Especially stinging, he said, was to learn his mother had first contacted KSS looking for him more than 25 years ago. KSS declined requests for an interview. But Fostervold says the agency told him he wasn’t notified because of their protocol. He hadn’t signed a letter of consent for contact.
“For me, it was like, well how I’m supposed to know it? My adoptive family didn’t even know it.”
After he reunited with his eomma, he discovered yellowed photos of him and his adoptive family that she had kept all these years. That’s when he realized the agency had known all along how to get in touch with his eomma. But neither he nor his parents were ever informed.
“Otherwise, there’s no way she has these pictures,” he says.
Fosterwold's mother kept photos of him with his adoptive family in Minnesota for decades.
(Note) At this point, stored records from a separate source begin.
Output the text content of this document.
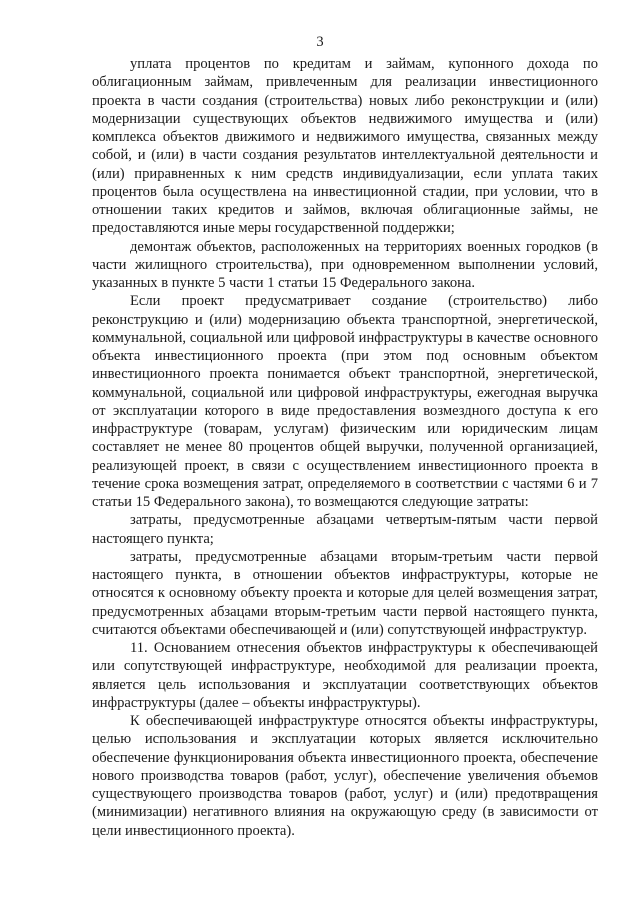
3

уплата процентов по кредитам и займам, купонного дохода по облигационным займам, привлеченным для реализации инвестиционного проекта в части создания (строительства) новых либо реконструкции и (или) модернизации существующих объектов недвижимого имущества и (или) комплекса объектов движимого и недвижимого имущества, связанных между собой, и (или) в части создания результатов интеллектуальной деятельности и (или) приравненных к ним средств индивидуализации, если уплата таких процентов была осуществлена на инвестиционной стадии, при условии, что в отношении таких кредитов и займов, включая облигационные займы, не предоставляются иные меры государственной поддержки;

демонтаж объектов, расположенных на территориях военных городков (в части жилищного строительства), при одновременном выполнении условий, указанных в пункте 5 части 1 статьи 15 Федерального закона.

Если проект предусматривает создание (строительство) либо реконструкцию и (или) модернизацию объекта транспортной, энергетической, коммунальной, социальной или цифровой инфраструктуры в качестве основного объекта инвестиционного проекта (при этом под основным объектом инвестиционного проекта понимается объект транспортной, энергетической, коммунальной, социальной или цифровой инфраструктуры, ежегодная выручка от эксплуатации которого в виде предоставления возмездного доступа к его инфраструктуре (товарам, услугам) физическим или юридическим лицам составляет не менее 80 процентов общей выручки, полученной организацией, реализующей проект, в связи с осуществлением инвестиционного проекта в течение срока возмещения затрат, определяемого в соответствии с частями 6 и 7 статьи 15 Федерального закона), то возмещаются следующие затраты:

затраты, предусмотренные абзацами четвертым-пятым части первой настоящего пункта;

затраты, предусмотренные абзацами вторым-третьим части первой настоящего пункта, в отношении объектов инфраструктуры, которые не относятся к основному объекту проекта и которые для целей возмещения затрат, предусмотренных абзацами вторым-третьим части первой настоящего пункта, считаются объектами обеспечивающей и (или) сопутствующей инфраструктур.

11. Основанием отнесения объектов инфраструктуры к обеспечивающей или сопутствующей инфраструктуре, необходимой для реализации проекта, является цель использования и эксплуатации соответствующих объектов инфраструктуры (далее – объекты инфраструктуры).

К обеспечивающей инфраструктуре относятся объекты инфраструктуры, целью использования и эксплуатации которых является исключительно обеспечение функционирования объекта инвестиционного проекта, обеспечение нового производства товаров (работ, услуг), обеспечение увеличения объемов существующего производства товаров (работ, услуг) и (или) предотвращения (минимизации) негативного влияния на окружающую среду (в зависимости от цели инвестиционного проекта).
The Korean government estimates that more than 160,000 children have been adopted from Korea since the 1950s. Experts who study Korean adoption say the government was lax in overseeing agencies that may have cut corners to speed adoptions. Some have been accused of pressuring young women to give up their children.
Korea’s adoption law in 2012 ushered in tighter restrictions. But the country’s privacy laws still challenge adoptees who seek out their past. And once reunited with their biological parents, adoptees often struggle to fill in the blanks.
Last year, Fostervold moved to Korea and now lives with his eomma. Even though there’s a huge language gap, they are working it out. They’re often home together, all day. She has stage four breast cancer and is going through treatment. He’s trying to learn Korean to get a professional job.
“She basically just speaks to me in Korean, so it’s whatever I can pick up. She’s really good with hand gestures and things like that. The little bit I know is just the basics, like 'tired,' 'hungry,' 'full.' So it’s been good as far as us being together.”
But there are trade-offs to moving in with your mother at age 45.
“She wants to know where I’m going when I go out. Basically, I can say chingu [which means 'friend'] and then she’ll ask if it’s a female. She’ll be like, ‘Yeoja?’ and then I’ll say [about my date], 'It’s like a meal, we’re going to go eat,' and I’ll say, 'Shiksa.' I think most of the times she understands, but sometimes she doesn’t.”
Fostervold plans to stay in Korea for now. And that suits his eomma just fine. She’s a widow, and her daughter has a family of her own. Fostervold says his sister grew up knowing about him and is glad to be in contact now. Their eomma is, too.
“It was so good to have him here after my surgery,” Kim says. “I was so lonely and in pain and he was very supportive.”
Kim Sook-nyeon and her son Layne Fostervold spend a lot of time together at home in Seoul. The way she takes care of me, he says, I can tell that she's my mother.
So far, the arrangement has lasted two months. Fostervold says the feelings weren’t automatic. But eventually, the bonds developed.
“After her surgeries, I spent a couple of nights in the hospital with her. And then after I moved in, probably [was] around the time where I started to feel like she’s really my mother — the way she tries to take care of me and tries to do all the little things. I can tell that she’s my mother by some of those things,” he says.
Fostervold, who recently changed his surname to Kim on social media, encourages other adoptees to come to Korea and look at their files if they’re ready. He says you never know what you might find.
An earlier version of this story misspelled Sook-nyeon and Fostervold.